No. cside is a single lightweight script tag. It does not sit in front of your traffic, does not act as a proxy, and does not intercept or modify requests between your users and your servers. Some competitors use a proxy or reverse-proxy architecture, which introduces latency and a single point of failure. cside never does this. Your payment pages load exactly as they do today. cside observes what executes in the browser and alerts you. It does not sit in the critical path of any transaction.

cside fingerprinting detects AI agents, autonomous browsers, and headless automation frameworks through a combination of browser automation signals, environment tampering checks, and behavioural fingerprints. The Fingerprint Events API returns a bot field for every identification call, covering AI browser agents such as OpenAI Operator, Claude for Chrome, and Perplexity Comet, as well as headless browsers like Puppeteer, Playwright, and Selenium, and classic scrapers. Detection runs server-side after the client-side script submits a fingerprint, so it cannot be bypassed by modifying browser headers alone.

Winning a card dispute requires session-level evidence captured at transaction time, not reconstructed after a chargeback is filed. Visa and Mastercard dispute processes increasingly require device fingerprints, browser session timelines, script activity logs, and behavioural signals as proof. cside captures full session context automatically for every transaction with 100% session coverage and no sampling. When a dispute is filed, a pre-built evidence package is ready to export in seconds. Merchants using cside for chargeback evidence see an average 40% increase in dispute win rates (platform data, 2024-2025).
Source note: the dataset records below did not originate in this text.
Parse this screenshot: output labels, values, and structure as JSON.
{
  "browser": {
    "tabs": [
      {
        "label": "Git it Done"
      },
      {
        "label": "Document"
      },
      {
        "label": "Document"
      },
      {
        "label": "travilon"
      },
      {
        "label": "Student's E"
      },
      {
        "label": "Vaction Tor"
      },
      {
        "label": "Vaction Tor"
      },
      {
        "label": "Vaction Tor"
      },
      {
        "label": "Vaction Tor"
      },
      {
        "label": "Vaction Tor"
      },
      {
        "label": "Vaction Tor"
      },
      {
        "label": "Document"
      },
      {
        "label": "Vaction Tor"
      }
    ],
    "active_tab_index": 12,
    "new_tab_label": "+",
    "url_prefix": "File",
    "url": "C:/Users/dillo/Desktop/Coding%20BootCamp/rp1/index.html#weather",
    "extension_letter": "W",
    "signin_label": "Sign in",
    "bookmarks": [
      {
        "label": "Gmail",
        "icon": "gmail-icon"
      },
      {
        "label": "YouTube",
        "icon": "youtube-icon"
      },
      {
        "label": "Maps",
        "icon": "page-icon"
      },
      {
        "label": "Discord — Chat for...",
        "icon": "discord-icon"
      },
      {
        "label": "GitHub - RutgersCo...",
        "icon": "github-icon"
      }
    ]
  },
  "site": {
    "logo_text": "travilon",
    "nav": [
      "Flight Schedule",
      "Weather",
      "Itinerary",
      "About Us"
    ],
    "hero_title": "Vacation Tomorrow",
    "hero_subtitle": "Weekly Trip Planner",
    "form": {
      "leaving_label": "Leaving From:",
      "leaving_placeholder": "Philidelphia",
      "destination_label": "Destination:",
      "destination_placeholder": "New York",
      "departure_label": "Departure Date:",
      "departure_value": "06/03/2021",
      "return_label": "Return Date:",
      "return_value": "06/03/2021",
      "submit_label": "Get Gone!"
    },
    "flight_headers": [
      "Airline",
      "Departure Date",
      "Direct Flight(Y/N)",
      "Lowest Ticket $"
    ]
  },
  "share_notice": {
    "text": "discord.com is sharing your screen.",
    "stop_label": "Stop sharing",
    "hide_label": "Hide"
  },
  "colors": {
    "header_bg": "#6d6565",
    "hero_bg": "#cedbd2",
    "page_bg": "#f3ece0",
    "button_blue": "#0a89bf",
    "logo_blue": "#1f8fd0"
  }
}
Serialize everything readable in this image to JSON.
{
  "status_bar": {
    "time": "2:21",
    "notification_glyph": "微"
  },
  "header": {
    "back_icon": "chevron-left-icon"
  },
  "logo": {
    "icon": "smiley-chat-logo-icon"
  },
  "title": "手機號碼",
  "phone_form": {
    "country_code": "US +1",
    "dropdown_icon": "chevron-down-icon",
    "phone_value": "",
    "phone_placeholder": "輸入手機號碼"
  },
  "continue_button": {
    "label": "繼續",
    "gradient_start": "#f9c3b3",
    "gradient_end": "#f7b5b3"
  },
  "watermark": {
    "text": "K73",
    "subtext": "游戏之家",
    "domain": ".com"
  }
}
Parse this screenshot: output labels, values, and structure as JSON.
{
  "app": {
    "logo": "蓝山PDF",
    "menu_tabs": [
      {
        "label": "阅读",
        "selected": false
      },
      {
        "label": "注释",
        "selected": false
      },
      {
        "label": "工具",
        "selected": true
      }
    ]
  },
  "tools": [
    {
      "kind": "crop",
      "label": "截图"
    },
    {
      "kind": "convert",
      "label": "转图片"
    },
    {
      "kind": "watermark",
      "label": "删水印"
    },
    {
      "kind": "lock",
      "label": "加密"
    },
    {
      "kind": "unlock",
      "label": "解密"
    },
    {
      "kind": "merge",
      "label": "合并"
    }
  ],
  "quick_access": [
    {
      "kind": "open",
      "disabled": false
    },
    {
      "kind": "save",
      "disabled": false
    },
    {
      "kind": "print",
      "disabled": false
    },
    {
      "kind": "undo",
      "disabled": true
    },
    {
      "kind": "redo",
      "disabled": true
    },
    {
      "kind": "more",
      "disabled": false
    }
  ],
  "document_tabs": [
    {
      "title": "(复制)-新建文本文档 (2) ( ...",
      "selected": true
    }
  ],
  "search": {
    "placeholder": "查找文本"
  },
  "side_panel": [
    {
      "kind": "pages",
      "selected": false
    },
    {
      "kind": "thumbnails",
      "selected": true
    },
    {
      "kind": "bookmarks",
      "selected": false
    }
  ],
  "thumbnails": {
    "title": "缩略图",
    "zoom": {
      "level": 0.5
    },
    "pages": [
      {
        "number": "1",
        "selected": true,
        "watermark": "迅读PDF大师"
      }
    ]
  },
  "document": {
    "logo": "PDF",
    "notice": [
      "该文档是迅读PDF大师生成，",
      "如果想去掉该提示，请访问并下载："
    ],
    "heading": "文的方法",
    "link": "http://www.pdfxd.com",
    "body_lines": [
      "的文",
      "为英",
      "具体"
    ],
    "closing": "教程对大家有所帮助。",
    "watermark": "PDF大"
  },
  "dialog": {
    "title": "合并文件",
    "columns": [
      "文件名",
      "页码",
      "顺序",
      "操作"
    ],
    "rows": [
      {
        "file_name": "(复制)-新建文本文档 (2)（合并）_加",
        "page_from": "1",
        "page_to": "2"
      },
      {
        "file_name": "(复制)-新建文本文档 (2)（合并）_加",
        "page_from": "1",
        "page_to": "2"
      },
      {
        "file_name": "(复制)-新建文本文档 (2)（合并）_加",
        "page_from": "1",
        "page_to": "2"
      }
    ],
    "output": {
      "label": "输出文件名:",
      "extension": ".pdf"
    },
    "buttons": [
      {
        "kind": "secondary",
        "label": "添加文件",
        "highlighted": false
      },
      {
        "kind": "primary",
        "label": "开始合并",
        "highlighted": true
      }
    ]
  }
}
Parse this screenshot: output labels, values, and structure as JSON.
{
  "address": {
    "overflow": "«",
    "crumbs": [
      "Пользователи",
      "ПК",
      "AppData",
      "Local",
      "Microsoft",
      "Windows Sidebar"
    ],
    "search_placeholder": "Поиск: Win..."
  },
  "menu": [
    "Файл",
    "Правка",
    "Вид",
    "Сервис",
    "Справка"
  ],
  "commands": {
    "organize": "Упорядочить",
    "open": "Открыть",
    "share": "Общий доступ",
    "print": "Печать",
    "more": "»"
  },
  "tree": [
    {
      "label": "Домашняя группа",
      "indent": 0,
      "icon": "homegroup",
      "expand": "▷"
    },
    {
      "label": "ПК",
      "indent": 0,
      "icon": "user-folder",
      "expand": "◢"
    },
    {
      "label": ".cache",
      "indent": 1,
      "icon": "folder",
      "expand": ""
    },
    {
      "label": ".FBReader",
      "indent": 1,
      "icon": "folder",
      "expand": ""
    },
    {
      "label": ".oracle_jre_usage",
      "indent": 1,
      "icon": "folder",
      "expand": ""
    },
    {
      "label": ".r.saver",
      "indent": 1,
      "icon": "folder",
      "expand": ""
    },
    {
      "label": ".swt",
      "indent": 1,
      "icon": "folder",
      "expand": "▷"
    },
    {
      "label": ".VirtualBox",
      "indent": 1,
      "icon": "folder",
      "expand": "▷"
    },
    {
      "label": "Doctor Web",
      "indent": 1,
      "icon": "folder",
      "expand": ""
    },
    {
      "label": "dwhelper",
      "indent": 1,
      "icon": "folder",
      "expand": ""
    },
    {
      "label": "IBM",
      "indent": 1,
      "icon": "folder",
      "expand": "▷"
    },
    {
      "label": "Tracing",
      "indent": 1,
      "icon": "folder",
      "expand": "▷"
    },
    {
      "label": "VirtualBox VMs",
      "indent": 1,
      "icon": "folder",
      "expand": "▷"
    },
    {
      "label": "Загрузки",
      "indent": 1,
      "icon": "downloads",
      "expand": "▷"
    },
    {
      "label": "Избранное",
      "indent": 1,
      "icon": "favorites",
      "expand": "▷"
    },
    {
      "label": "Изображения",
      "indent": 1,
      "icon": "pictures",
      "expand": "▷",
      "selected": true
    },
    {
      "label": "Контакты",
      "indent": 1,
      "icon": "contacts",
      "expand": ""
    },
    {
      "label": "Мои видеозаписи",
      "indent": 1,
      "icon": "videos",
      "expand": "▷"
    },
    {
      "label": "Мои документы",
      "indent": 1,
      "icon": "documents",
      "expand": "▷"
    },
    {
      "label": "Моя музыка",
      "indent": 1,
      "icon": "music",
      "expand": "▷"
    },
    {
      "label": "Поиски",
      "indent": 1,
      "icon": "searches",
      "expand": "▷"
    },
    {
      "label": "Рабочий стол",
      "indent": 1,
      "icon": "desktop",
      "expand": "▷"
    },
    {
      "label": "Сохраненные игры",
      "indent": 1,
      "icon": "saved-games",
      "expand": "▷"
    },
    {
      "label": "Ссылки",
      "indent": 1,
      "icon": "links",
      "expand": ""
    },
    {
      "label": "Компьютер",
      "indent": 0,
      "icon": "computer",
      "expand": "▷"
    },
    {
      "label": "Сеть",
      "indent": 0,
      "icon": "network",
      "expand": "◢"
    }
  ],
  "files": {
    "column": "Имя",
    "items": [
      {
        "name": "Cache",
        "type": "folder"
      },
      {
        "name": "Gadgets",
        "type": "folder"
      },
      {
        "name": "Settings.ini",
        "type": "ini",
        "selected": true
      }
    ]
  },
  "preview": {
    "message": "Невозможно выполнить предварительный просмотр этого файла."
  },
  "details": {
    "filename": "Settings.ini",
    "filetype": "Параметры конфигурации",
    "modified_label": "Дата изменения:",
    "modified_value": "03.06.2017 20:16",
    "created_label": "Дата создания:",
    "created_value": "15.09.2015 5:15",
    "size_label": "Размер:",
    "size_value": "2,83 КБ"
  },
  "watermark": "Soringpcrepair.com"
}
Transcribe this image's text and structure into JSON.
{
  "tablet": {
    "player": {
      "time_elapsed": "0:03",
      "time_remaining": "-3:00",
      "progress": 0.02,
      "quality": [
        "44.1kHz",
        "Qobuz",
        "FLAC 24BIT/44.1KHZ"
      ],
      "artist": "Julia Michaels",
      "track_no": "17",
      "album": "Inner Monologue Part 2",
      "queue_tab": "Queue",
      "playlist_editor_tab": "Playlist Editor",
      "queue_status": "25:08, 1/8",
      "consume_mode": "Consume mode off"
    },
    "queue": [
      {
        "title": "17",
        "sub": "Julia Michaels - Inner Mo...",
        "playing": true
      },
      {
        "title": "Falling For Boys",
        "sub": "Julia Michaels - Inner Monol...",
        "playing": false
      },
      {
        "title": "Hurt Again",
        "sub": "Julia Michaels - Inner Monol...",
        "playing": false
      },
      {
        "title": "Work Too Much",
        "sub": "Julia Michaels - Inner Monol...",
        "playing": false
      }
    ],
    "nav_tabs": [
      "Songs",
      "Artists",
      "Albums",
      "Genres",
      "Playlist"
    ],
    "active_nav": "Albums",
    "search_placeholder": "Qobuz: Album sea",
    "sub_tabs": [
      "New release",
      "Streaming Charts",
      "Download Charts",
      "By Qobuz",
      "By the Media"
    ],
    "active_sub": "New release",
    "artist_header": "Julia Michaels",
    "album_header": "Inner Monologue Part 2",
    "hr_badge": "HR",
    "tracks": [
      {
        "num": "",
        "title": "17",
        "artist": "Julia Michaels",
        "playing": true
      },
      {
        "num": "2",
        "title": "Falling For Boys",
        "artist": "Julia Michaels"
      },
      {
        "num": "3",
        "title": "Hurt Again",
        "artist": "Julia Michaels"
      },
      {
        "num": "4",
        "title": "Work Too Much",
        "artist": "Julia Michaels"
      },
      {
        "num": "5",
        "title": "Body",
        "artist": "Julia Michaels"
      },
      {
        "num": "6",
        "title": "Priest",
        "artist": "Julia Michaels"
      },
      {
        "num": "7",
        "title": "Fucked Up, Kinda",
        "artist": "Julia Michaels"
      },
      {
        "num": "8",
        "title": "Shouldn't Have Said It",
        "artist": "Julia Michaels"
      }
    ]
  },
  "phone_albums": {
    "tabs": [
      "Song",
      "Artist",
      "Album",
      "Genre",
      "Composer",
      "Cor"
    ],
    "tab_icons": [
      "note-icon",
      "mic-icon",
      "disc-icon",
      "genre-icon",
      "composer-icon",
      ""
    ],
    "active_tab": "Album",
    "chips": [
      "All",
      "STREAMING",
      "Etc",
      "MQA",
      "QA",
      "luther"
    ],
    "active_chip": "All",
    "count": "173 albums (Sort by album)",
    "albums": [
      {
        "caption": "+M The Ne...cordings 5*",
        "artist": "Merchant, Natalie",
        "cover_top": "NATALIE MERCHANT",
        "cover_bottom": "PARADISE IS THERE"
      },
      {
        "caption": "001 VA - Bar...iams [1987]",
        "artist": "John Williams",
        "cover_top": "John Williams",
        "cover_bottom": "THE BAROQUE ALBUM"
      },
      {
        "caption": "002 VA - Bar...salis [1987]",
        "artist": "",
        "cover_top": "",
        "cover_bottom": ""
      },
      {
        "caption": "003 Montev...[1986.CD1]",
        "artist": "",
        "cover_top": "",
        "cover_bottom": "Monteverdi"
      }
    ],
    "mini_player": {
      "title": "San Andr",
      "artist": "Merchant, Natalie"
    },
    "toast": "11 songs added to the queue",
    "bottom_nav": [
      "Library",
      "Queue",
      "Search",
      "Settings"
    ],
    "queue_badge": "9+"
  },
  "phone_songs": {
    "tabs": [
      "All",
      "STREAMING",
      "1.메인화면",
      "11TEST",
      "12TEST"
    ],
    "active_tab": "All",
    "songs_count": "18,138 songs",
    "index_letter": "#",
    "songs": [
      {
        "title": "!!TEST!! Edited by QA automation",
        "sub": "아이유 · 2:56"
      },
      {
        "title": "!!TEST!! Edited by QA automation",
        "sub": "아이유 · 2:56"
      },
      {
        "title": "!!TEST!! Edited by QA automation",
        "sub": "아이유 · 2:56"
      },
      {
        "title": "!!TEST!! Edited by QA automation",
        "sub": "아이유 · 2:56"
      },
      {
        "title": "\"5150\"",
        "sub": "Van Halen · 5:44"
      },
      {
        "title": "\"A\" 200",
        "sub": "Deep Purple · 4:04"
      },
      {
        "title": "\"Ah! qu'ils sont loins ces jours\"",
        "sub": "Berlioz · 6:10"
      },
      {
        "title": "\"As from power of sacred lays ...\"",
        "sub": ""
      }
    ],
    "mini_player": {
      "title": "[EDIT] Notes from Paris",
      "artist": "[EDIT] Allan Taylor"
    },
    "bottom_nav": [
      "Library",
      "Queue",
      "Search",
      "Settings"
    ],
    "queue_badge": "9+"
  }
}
cside integrates directly with Chargebacks911 (CB911) for end-to-end dispute management. The Chargeback Evidence feature, available in the Fingerprint Enterprise plan, captures device fingerprints tied to order IDs at transaction time and formats pre-built evidence packages that meet CB911's dispute submission requirements. When a dispute is raised, your evidence package exports in seconds rather than hours. The integration removes the manual work of assembling evidence after the fact and gives your disputes team the session-level proof that card network arbitration increasingly requires.

A pageview is counted each time a page on your monitored site loads in a browser and the cside script executes. For PCI DSS compliance pricing, only views of your payment and checkout pages count toward your limit, not total site traffic.

API usage is measured in fingerprint requests. Each time your application calls sendClientTelemetry, it counts as one call. Your dashboard gives you a live view of request volume across all monitored properties.

Yes, on the Enterprise plan. cside supports MTU-based pricing as an alternative to pageview or API call volume. You pay based on the number of unique users fingerprinted each month rather than total request count. This model works well for sites with high repeat-visit traffic, where per-request pricing would otherwise inflate costs without adding coverage.